De vuelta en la mansión de los Harrington, la intensidad creciente de la tormenta comenzaba a hacerse sentir. El viento silbaba con fuerza alrededor de las ventanas, y el repiqueteo constante de la lluvia se había convertido en un golpeteo ensordecedor. Algunos invitados comenzaban a mostrarse inquietos, mirando con preocupación hacia las ventanas y comentando sobre la ferocidad del clima.
Finalmente, después de un particularmente estruendoso trueno que hizo temblar los cristales de las ventanas, Lord Harrington tomó una decisión.
—Me temo, mis queridos invitados— anunció con un tono de disculpa —, que la tormenta se ha vuelto demasiado intensa. Por su seguridad y comodidad, creo que lo más prudente sería dar por concluida la velada. Mis lacayos ayudarán a coordinar la salida de los carruajes tan pronto como sea posible.
Un murmullo de resignación y alivio recorrió el salón. Muchas damas suspiraron aliviadas ante la perspectiva de abandonar la incomodidad de la fiesta y regresar a la seguridad de sus hogares.
Lady Anastasia se acercó a Alex con una expresión de preocupación. —Querido, creo que deberíamos marcharnos. Esta tormenta parece empeorar por momentos.
Alex asintió con alivio.
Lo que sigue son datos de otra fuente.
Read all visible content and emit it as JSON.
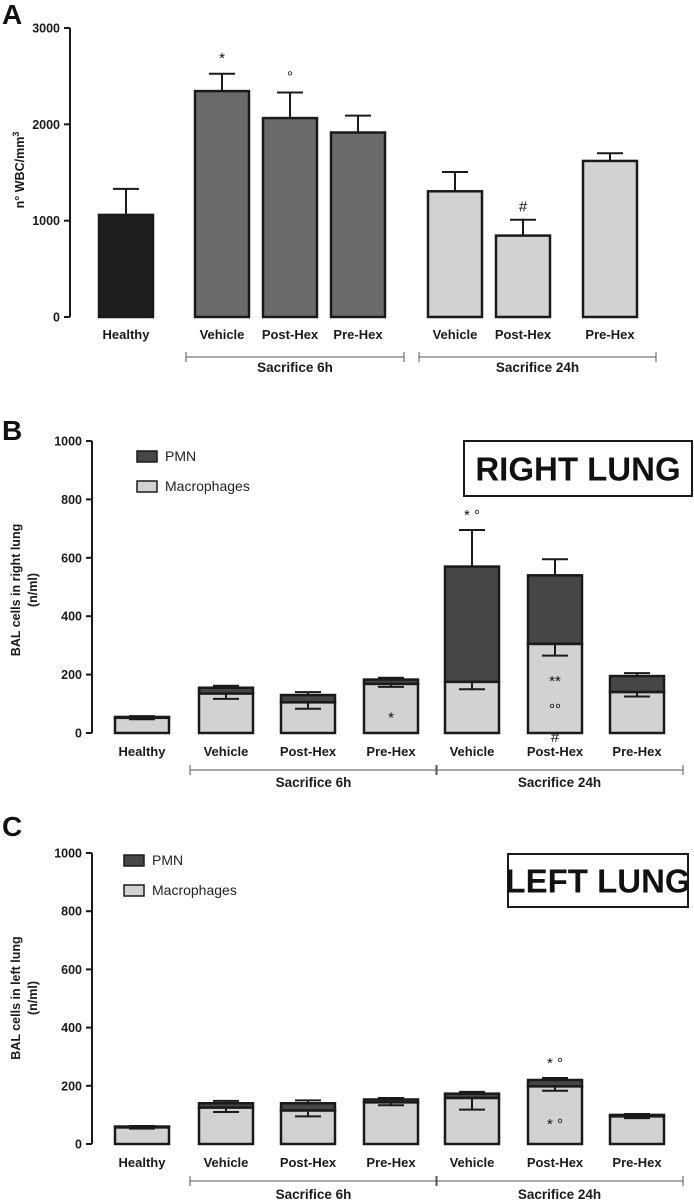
{
  "colors": {
    "healthy": "#1e1e1e",
    "sacrifice_6h": "#6b6b6b",
    "sacrifice_24h": "#d2d2d2",
    "pmn": "#464646",
    "macrophages": "#d2d2d2",
    "axis": "#1a1a1a"
  },
  "chart_data": [
    {
      "panel": "A",
      "type": "bar",
      "ylabel_main": "n° WBC/mm",
      "ylabel_sup": "3",
      "ylim": [
        0,
        3000
      ],
      "yticks": [
        "0",
        "1000",
        "2000",
        "3000"
      ],
      "categories": [
        "Healthy",
        "Vehicle",
        "Post-Hex",
        "Pre-Hex",
        "Vehicle",
        "Post-Hex",
        "Pre-Hex"
      ],
      "values": [
        1060,
        2345,
        2065,
        1915,
        1305,
        845,
        1620
      ],
      "errors": [
        270,
        180,
        265,
        175,
        200,
        165,
        80
      ],
      "annotations": [
        "",
        "*",
        "°",
        "",
        "",
        "#",
        ""
      ],
      "groups": [
        {
          "label": "Sacrifice 6h",
          "from": 1,
          "to": 3
        },
        {
          "label": "Sacrifice 24h",
          "from": 4,
          "to": 6
        }
      ]
    },
    {
      "panel": "B",
      "type": "stacked_bar",
      "title_box": "RIGHT LUNG",
      "ylabel_line1": "BAL cells in right lung",
      "ylabel_line2": "(n/ml)",
      "ylim": [
        0,
        1000
      ],
      "yticks": [
        "0",
        "200",
        "400",
        "600",
        "800",
        "1000"
      ],
      "categories": [
        "Healthy",
        "Vehicle",
        "Post-Hex",
        "Pre-Hex",
        "Vehicle",
        "Post-Hex",
        "Pre-Hex"
      ],
      "legend": [
        "PMN",
        "Macrophages"
      ],
      "series": [
        {
          "name": "Macrophages",
          "values": [
            52,
            135,
            105,
            168,
            175,
            305,
            140
          ],
          "errors": [
            5,
            18,
            22,
            10,
            25,
            40,
            15
          ]
        },
        {
          "name": "PMN",
          "values": [
            3,
            20,
            25,
            15,
            395,
            235,
            55
          ],
          "errors": [
            3,
            7,
            10,
            6,
            125,
            55,
            10
          ]
        }
      ],
      "annotations_above": [
        "",
        "",
        "",
        "",
        "* °",
        "",
        ""
      ],
      "annotations_inside": [
        [],
        [],
        [],
        [
          "*"
        ],
        [],
        [
          "**",
          "°°",
          "#"
        ],
        []
      ],
      "groups": [
        {
          "label": "Sacrifice 6h",
          "from": 1,
          "to": 3
        },
        {
          "label": "Sacrifice 24h",
          "from": 4,
          "to": 6
        }
      ]
    },
    {
      "panel": "C",
      "type": "stacked_bar",
      "title_box": "LEFT LUNG",
      "ylabel_line1": "BAL cells in left lung",
      "ylabel_line2": "(n/ml)",
      "ylim": [
        0,
        1000
      ],
      "yticks": [
        "0",
        "200",
        "400",
        "600",
        "800",
        "1000"
      ],
      "categories": [
        "Healthy",
        "Vehicle",
        "Post-Hex",
        "Pre-Hex",
        "Vehicle",
        "Post-Hex",
        "Pre-Hex"
      ],
      "legend": [
        "PMN",
        "Macrophages"
      ],
      "series": [
        {
          "name": "Macrophages",
          "values": [
            57,
            125,
            115,
            143,
            158,
            198,
            95
          ],
          "errors": [
            4,
            15,
            20,
            10,
            40,
            15,
            6
          ]
        },
        {
          "name": "PMN",
          "values": [
            3,
            15,
            25,
            10,
            15,
            22,
            5
          ],
          "errors": [
            2,
            8,
            10,
            5,
            6,
            7,
            3
          ]
        }
      ],
      "annotations_above": [
        "",
        "",
        "",
        "",
        "",
        "* °",
        ""
      ],
      "annotations_inside": [
        [],
        [],
        [],
        [],
        [],
        [
          "* °"
        ],
        []
      ],
      "groups": [
        {
          "label": "Sacrifice 6h",
          "from": 1,
          "to": 3
        },
        {
          "label": "Sacrifice 24h",
          "from": 4,
          "to": 6
        }
      ]
    }
  ]
}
La perspectiva de abandonar este ambiente sofocante lo llenaba de una inesperada sensación de libertad. —Estoy de acuerdo, madre.
Lady Annelise se acercó a ellos con el rostro ligeramente contrariado. —Lord Alex, esperaba tener la oportunidad de bailar con usted… Después de todo, no muchas damas en este salón podrían igualar mi destreza en la pista.
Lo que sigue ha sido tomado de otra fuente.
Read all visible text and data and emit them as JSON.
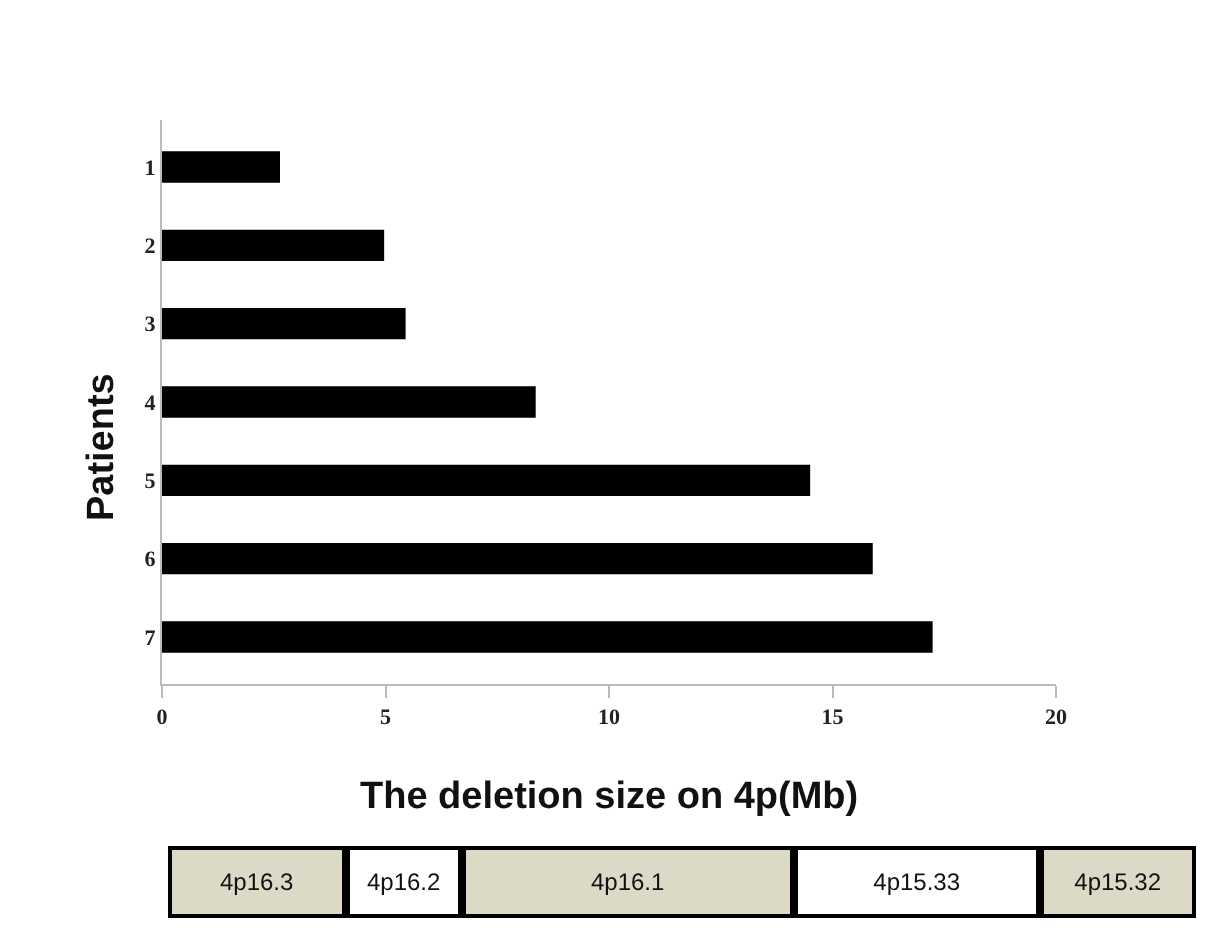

—Lo siento mucho, Lady Annelise— respondió Alex con una cortesía genuina—. La tormenta ha truncado nuestros planes. Espero tener otra oportunidad pronto.
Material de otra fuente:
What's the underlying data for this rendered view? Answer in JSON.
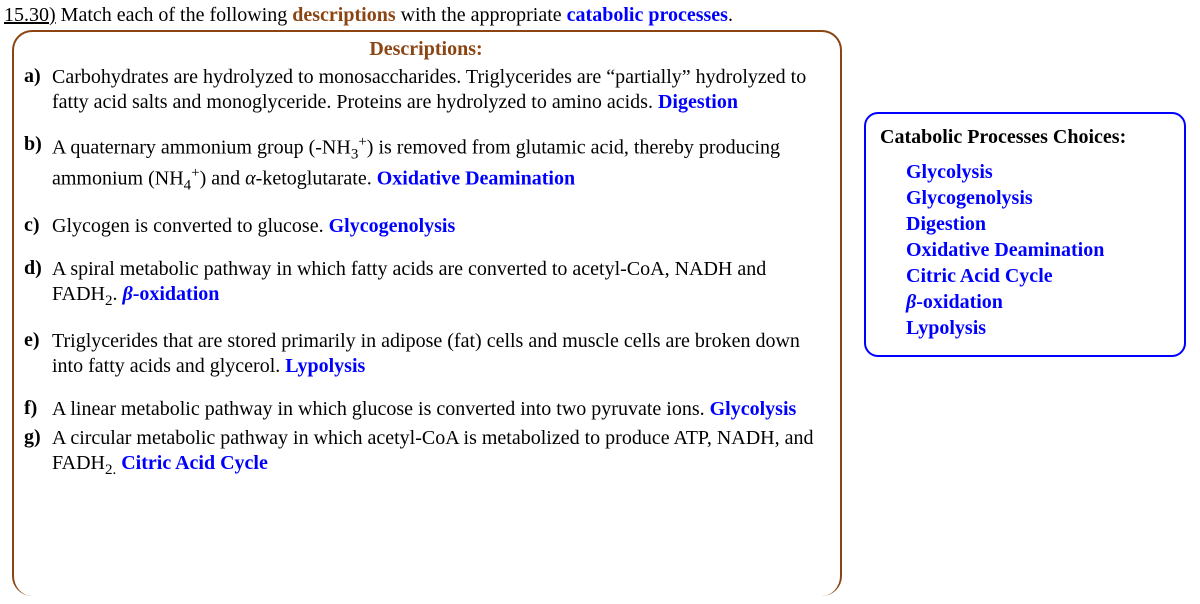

Mientras los invitados comenzaban a dispersarse, envueltos en abrigos y con el rostro preocupado, la escena frente a la mansión de los Harrington se tornó caótica pero organizada. Los lacayos corrían de un lado a otro bajo la lluvia torrencial, ayudando a las damas a subir a sus carruajes cuyos faroles luchaban por iluminar la oscuridad. El viento azotaba con fuerza, haciendo que los árboles se inclinaran peligrosamente y que las cortinas de agua levantadas por los cascos de los caballos dificultaran la visibilidad. Al alejarse de la mansión, los carruajes se dirigían hacia el puente que cruzaba el lago cercano, cuyas aguas, agitadas por la furia de la tormenta, se mostraban cada vez más turbulentas y amenazantes. Los caballos, asustados por el viento y el bramido del agua, corrían con renovada velocidad, ansiosos por alejar sus cargas de aquel paraje cada vez más peligroso. Lord Alex y Lady Anastasia permanecieron en el pórtico iluminado de la mansión, observando la partida de sus conocidos y ofreciendo su ayuda para asegurar que todos abordaran sus carruajes de manera segura antes de que la tormenta alcanzara su punto álgido. La noche, que había comenzado con la promesa de un baile elegante, terminaba con la inquietante sinfonía de una naturaleza desatada, presagiando quizás que las sombras que se cernían sobre Ashworth eran mucho más profundas que una simple tormenta de verano.